Essential safeguards for safe implementation

Returning to Ben Thompson’s recommendations, he specifically advocated that Apple should:

• “Make Apple’s on-device models available to developers as an API without restriction.”

• “Make Apple’s cloud inference available to developers as an API at cost.”

I believe this can be done safely, but with caveats:

• All AI model data processing must be fully stateless, like Apple's current model. This ensures user data cannot be used to train new models or be retained for any purpose.

• Both in-app and system-level data access must be controlled by robust, specific permissions that users can understand and manage.

• Any off-device processing must occur in verified trusted execution environments with what Apple calls “verifiable transparency.”

• Process as much as feasible on-device, using cloud resources only when computational requirements demand it.

• End-to-end traffic analysis remains a vulnerability. The TEE approach may in some extreme cases not be a sufficient protection for dissidents or journalists in certain countries, but it is likely adequate for most users.

Meta's WhatsApp Private Processing

Meta faces a higher burden in convincing the public about privacy—they haven't yet successfully made privacy part of their brand the way Apple has. It does, however, seem that they aim to move in that direction, given that their WhatsApp Private Processing framework implements remarkably similar technical guarantees to Apple’s PCC.

Like Apple, Meta uses hardware-based trusted execution environments, though with an important architectural difference. While Apple employs custom silicon with dedicated Secure Enclaves, Meta relies on AMD's Confidential Virtual Machine (CVM) technology within standard cloud infrastructure. This creates a larger potential attack surface but offers more deployment flexibility.

Both systems promise stateless processing, cryptographic attestation, and third-party verifiability. However, Meta's implementation currently lacks the same level of verifiable transparency that Apple provides. While Meta has announced plans to publish Private Processing components and provide third-party access to binary digests, these transparency measures remain partially unfulfilled.

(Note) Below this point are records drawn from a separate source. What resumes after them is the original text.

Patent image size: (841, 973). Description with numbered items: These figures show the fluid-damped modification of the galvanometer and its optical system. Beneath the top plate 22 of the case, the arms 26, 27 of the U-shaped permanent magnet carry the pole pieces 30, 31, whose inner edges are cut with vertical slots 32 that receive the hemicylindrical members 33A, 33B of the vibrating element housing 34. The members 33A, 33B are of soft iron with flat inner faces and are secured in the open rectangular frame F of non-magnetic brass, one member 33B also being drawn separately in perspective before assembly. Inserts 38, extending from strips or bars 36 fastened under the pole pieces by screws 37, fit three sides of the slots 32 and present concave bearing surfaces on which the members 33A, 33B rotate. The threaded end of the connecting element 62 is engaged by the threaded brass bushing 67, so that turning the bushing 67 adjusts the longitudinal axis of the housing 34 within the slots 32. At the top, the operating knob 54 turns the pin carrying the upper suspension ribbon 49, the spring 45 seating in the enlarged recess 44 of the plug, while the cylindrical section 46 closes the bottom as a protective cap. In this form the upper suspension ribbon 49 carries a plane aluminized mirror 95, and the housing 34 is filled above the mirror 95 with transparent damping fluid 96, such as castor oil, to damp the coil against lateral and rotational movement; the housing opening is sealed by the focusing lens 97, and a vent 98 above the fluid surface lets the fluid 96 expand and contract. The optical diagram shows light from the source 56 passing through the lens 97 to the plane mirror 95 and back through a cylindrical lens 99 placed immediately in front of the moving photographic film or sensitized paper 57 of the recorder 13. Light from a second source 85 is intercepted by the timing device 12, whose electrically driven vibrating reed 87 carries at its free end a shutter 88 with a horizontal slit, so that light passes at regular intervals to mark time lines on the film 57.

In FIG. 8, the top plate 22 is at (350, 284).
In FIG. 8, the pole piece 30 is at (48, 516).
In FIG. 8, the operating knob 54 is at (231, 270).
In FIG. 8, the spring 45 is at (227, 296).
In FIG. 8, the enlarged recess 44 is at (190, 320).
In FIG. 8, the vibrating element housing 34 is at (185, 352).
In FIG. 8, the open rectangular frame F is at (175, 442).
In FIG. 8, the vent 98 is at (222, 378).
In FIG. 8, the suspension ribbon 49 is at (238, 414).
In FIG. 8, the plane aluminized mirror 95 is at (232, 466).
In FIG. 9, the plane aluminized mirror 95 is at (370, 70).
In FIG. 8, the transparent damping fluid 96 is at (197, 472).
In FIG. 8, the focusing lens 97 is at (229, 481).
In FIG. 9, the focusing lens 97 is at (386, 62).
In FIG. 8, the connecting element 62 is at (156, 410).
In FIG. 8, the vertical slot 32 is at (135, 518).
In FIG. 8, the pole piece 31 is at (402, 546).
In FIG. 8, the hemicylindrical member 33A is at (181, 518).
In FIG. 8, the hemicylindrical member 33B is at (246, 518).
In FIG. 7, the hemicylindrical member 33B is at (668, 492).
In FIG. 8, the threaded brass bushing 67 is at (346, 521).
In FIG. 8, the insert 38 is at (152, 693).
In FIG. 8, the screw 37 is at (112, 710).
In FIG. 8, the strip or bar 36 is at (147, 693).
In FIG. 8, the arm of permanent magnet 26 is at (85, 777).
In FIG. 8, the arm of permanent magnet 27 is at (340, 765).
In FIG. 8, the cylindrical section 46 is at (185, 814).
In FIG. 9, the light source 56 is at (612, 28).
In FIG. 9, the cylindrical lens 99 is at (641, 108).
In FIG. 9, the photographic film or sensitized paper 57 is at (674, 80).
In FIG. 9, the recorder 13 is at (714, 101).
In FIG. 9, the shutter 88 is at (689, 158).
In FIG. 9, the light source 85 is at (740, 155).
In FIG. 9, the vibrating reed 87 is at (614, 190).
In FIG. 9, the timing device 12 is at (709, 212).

Why verifiable transparency matters

I want to stress the importance of verifiable transparency, which is the area where Meta still likely has the most to improve. One key reason why verifiable transparency is important is the risks from government-mandated backdoors, effectively breaking TEE-based privacy schemes. When code is open source—or at least available to a sufficiently large group of independent, adequately funded researchers—and when devices can cryptographically verify that servers run the published code, this risk is significantly mitigated.

Even if you think that law-abiding users have nothing to fear from democratic governments having this kind of access, you should still be concerned about the track record of such “government access” schemes being exploited by unintended parties, including other governments and criminals (e.g., the 2024 U.S. telecom hack). Cybersecurity experts have long argued that a vulnerability does not distinguish “good” guys from “bad” guys. In other words, the idea that a government agency can claim that “nobody but us” will have access to some backdoor is a dangerous illusion. 

Conclusions

Thompson's proposal to open Apple Intelligence to developers is both technically feasible and potentially beneficial for the AI ecosystem. The privacy risks are manageable because they're largely identical to risks users already accept when granting apps data access. In fact, routing AI processing through privacy-preserving infrastructure like Apple's PCC could improve the status quo.

The convergence of Apple and Meta's approaches suggests an emerging industry standard for privacy-preserving AI. Both companies recognize that long-term success requires solving the privacy problem, not just for regulatory compliance but for maintaining user trust as AI agents become more capable and data-hungry.